The intentional duplication serves the user experience:

  1. Zero friction for beginners: A user discovering /note shouldn't need to configure API keys before they can try it. The zero-config path uses free services that require no authentication.

  2. Robustness through fallback: Jina Reader occasionally blocks domains or rate-limits requests. The direct fetch fallback ensures /note <url> works reliably even when Jina is unavailable.

  3. Premium quality for power users: Users who configure Exa get better content extraction. Exa specializes in web content retrieval and handles edge cases (paywalls, dynamic content, etc.) better than generic solutions.

  4. Consistent output format: Both paths create FETCH_RESULT nodes with the same structure (**[Title](url)**\n\n<content>), so downstream features (editing, re-summarizing) work identically regardless of how the content was fetched.

Trade-offs

Aspect /note <url> Exa API (Fetch + Summarize)
Setup required None Exa API key
Cost Free Paid (per request)
Fetch strategy Jina Reader → direct fetch Exa API only
Content quality Good for most public pages Better for complex pages
Output Raw markdown only Markdown + AI summary
Use case Quick capture Deep reading workflow

Dependencies

The zero-config path uses:

  • Jina Reader API (r.jina.ai) — free service, no authentication required
  • html2text — Python library for HTML-to-markdown conversion (fallback)
  • httpx — async HTTP client (already a dependency)

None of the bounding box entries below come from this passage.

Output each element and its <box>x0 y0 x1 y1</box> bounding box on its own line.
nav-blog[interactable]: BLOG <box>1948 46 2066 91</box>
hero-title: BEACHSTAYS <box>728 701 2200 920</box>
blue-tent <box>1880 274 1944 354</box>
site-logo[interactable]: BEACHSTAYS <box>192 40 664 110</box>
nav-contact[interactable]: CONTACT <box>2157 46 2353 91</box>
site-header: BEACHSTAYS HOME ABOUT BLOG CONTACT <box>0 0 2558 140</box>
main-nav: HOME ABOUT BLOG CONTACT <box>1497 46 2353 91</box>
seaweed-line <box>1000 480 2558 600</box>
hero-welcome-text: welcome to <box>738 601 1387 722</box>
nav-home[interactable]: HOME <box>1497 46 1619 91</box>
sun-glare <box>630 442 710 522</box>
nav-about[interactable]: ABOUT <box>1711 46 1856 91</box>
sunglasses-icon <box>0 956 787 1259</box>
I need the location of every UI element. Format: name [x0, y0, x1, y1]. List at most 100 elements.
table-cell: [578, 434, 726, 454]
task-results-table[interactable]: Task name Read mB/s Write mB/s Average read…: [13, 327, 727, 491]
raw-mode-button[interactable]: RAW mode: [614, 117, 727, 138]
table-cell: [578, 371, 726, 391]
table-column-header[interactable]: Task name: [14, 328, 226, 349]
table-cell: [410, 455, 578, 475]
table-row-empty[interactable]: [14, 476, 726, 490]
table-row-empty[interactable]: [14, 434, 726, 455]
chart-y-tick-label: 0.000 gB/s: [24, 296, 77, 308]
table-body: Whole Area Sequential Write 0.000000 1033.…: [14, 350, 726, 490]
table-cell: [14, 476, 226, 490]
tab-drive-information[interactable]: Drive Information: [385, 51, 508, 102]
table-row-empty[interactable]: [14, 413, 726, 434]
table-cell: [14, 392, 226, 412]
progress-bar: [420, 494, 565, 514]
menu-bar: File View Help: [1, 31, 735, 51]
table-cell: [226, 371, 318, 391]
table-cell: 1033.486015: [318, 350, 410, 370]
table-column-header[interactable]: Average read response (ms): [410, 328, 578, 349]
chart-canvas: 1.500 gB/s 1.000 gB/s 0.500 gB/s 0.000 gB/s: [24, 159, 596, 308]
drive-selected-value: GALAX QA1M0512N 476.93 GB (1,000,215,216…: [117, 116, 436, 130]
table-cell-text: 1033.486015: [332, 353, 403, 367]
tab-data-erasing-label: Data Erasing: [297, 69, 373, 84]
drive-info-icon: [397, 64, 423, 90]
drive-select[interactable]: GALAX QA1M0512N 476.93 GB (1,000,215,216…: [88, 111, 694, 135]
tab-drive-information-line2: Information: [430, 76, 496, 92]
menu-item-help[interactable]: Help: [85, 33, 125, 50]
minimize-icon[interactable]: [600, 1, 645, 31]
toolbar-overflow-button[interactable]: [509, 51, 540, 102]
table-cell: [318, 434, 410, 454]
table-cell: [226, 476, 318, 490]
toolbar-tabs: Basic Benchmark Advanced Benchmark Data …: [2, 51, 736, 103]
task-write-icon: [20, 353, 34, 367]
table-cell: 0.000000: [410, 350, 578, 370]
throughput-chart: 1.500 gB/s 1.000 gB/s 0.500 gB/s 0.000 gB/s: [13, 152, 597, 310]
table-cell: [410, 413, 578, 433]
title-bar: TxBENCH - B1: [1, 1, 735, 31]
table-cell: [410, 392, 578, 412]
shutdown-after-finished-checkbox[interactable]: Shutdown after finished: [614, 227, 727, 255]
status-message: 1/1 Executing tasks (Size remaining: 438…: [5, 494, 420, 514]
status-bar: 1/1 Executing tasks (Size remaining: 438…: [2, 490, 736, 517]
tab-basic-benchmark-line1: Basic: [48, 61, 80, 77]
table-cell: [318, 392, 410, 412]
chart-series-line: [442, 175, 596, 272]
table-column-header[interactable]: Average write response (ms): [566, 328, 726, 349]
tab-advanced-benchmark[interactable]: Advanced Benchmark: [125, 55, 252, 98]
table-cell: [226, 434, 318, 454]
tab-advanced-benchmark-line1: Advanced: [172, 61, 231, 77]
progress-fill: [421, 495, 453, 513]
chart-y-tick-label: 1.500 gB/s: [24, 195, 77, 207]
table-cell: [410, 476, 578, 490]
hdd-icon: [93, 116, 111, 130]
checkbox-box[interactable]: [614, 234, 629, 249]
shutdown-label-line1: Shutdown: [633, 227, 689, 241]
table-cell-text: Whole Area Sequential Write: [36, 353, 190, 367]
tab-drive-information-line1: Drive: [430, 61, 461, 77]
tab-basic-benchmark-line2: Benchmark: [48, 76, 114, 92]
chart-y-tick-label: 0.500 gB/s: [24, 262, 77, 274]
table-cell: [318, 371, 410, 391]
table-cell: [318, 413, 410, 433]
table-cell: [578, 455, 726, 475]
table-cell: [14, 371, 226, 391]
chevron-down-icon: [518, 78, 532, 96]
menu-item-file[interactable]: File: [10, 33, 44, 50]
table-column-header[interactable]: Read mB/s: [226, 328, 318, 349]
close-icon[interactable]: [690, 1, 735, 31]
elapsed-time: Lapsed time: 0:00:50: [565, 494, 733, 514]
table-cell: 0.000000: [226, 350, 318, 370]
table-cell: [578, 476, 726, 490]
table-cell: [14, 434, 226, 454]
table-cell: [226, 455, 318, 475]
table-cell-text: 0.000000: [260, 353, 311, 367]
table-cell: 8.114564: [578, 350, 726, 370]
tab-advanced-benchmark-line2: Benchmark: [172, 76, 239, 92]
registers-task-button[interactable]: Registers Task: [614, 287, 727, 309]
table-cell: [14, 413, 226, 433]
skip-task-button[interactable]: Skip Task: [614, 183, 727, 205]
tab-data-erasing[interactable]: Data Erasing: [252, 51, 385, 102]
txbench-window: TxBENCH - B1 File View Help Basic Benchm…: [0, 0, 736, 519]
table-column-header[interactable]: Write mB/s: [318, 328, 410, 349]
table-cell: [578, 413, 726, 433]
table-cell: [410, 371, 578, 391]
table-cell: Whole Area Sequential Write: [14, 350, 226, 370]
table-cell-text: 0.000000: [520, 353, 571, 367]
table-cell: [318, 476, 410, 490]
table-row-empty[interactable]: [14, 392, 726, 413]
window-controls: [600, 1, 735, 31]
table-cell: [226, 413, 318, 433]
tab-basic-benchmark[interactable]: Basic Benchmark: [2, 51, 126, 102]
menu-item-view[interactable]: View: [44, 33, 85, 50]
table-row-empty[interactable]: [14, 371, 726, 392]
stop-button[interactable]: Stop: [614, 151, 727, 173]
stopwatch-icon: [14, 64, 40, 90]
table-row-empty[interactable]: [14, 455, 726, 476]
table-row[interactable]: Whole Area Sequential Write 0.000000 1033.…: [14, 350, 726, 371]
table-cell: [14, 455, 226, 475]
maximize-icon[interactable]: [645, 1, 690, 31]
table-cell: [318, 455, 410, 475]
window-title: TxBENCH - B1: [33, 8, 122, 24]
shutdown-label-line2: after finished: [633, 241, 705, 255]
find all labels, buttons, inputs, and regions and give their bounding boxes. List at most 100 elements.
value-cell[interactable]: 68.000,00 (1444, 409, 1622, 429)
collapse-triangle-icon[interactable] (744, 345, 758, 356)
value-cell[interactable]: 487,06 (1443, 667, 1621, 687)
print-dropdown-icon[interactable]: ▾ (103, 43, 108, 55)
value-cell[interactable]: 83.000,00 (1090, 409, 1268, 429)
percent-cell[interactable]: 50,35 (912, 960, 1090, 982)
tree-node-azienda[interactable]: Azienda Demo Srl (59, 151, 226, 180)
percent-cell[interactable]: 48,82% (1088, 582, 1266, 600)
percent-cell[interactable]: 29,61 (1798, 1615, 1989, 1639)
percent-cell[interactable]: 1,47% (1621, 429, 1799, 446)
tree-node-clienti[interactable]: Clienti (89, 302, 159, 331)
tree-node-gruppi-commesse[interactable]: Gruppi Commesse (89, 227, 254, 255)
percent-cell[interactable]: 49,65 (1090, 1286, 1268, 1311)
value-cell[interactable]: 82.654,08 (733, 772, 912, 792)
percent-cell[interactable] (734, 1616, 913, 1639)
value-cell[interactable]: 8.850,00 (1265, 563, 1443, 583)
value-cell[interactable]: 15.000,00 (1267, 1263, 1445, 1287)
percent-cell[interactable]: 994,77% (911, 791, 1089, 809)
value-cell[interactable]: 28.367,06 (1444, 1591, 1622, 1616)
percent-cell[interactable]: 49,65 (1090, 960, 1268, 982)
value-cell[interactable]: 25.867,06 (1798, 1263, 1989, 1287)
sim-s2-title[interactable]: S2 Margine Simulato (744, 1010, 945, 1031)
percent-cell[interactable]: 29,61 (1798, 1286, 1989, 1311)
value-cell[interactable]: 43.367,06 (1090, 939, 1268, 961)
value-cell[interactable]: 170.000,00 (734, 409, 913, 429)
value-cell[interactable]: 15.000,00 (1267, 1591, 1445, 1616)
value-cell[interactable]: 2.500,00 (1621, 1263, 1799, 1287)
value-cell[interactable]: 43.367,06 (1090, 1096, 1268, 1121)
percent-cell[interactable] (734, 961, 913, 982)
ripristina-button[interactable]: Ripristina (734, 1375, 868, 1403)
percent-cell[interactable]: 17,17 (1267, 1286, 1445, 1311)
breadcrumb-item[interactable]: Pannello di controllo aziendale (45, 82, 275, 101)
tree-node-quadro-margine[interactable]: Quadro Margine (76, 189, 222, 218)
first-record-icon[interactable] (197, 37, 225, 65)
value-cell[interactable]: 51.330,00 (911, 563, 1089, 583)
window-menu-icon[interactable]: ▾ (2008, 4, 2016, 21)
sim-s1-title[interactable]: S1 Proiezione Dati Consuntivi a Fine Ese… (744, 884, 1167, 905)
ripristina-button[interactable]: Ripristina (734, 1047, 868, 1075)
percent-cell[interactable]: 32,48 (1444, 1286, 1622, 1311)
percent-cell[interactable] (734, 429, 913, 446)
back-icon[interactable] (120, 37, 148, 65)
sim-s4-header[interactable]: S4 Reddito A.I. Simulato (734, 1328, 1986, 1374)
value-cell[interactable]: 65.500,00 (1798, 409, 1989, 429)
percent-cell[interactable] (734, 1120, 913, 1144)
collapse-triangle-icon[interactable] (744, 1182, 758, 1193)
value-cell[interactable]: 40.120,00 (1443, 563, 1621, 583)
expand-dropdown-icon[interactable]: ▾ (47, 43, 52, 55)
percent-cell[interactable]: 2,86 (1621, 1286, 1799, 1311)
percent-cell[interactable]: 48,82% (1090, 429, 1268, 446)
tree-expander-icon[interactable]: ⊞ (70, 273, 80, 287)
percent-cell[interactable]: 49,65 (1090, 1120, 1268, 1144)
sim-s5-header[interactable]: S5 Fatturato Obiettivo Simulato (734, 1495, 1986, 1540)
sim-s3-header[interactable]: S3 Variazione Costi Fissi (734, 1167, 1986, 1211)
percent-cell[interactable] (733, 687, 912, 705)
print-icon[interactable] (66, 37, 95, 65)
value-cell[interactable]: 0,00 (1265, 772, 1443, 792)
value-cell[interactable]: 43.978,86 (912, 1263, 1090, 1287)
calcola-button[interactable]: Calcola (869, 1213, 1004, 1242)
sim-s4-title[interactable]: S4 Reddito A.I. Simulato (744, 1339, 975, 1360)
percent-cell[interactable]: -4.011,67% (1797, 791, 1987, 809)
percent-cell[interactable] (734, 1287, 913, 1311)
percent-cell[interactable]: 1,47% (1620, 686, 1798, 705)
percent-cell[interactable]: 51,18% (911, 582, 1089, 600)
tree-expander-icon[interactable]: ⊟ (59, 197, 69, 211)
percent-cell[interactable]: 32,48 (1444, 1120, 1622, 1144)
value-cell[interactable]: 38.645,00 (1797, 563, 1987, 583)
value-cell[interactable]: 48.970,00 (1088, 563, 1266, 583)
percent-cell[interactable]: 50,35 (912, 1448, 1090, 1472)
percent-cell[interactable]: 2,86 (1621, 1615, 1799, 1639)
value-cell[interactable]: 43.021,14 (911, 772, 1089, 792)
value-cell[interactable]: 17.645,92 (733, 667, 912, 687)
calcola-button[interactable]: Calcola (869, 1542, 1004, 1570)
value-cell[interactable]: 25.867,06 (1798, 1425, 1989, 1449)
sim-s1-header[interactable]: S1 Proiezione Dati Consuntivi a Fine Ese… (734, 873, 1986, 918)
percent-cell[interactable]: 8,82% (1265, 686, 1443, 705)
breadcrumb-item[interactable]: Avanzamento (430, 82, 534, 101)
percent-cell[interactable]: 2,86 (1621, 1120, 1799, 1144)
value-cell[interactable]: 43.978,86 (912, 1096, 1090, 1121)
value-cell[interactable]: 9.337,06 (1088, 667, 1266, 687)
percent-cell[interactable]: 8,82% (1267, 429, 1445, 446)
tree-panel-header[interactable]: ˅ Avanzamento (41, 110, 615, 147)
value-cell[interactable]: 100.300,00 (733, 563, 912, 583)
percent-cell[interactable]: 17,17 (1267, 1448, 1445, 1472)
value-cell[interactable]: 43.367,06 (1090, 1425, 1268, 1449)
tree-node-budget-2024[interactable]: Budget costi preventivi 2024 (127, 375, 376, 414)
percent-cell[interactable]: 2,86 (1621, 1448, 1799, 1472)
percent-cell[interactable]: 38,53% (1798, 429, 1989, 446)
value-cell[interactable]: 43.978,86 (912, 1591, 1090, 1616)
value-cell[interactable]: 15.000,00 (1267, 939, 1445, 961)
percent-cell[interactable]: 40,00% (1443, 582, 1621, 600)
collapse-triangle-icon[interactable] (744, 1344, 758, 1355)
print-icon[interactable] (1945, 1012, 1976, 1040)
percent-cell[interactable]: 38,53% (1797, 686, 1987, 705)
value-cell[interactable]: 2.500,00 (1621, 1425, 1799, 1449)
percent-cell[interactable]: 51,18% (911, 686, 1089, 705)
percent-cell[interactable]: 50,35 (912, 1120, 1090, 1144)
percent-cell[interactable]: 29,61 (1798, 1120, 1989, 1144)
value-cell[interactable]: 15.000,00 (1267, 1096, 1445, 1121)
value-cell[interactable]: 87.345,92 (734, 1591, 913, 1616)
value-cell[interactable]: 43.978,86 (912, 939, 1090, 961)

Markdown-only output (no raw HTML/CSS)

Both URL fetching paths always return markdown, never raw HTML or page CSS. This is intentional:

  • Security and isolation: Node content is rendered in a .node-content div in the main document (no iframe or Shadow DOM). If we stored and rendered raw HTML from a fetched page, any <style> tags in that HTML would apply to the whole app and could hide the toolbar, break layout, or make the canvas unclickable (similar to custom CSS in embedded notebooks like Marimo affecting the host UI).
  • Jina path: We request Accept: text/markdown and receive markdown directly.
  • Direct-fetch path: We convert the response with html2text before returning, so the frontend never receives raw HTML. That way we never inject page CSS into the canvas.

Keeping fetched content as markdown-only ensures that third-party page styles and structure cannot interfere with Canvas Chat’s UI.

Future considerations

The current architecture could be extended:

  • Offering a "summarize" action on any FETCH_RESULT node (not just Exa-fetched ones)
  • Adding user preference for preferred fetch method
  • Caching fetched content to avoid redundant requests

However, keeping the paths separate maintains clarity about what each feature does and avoids surprising users with different behavior based on their configuration state.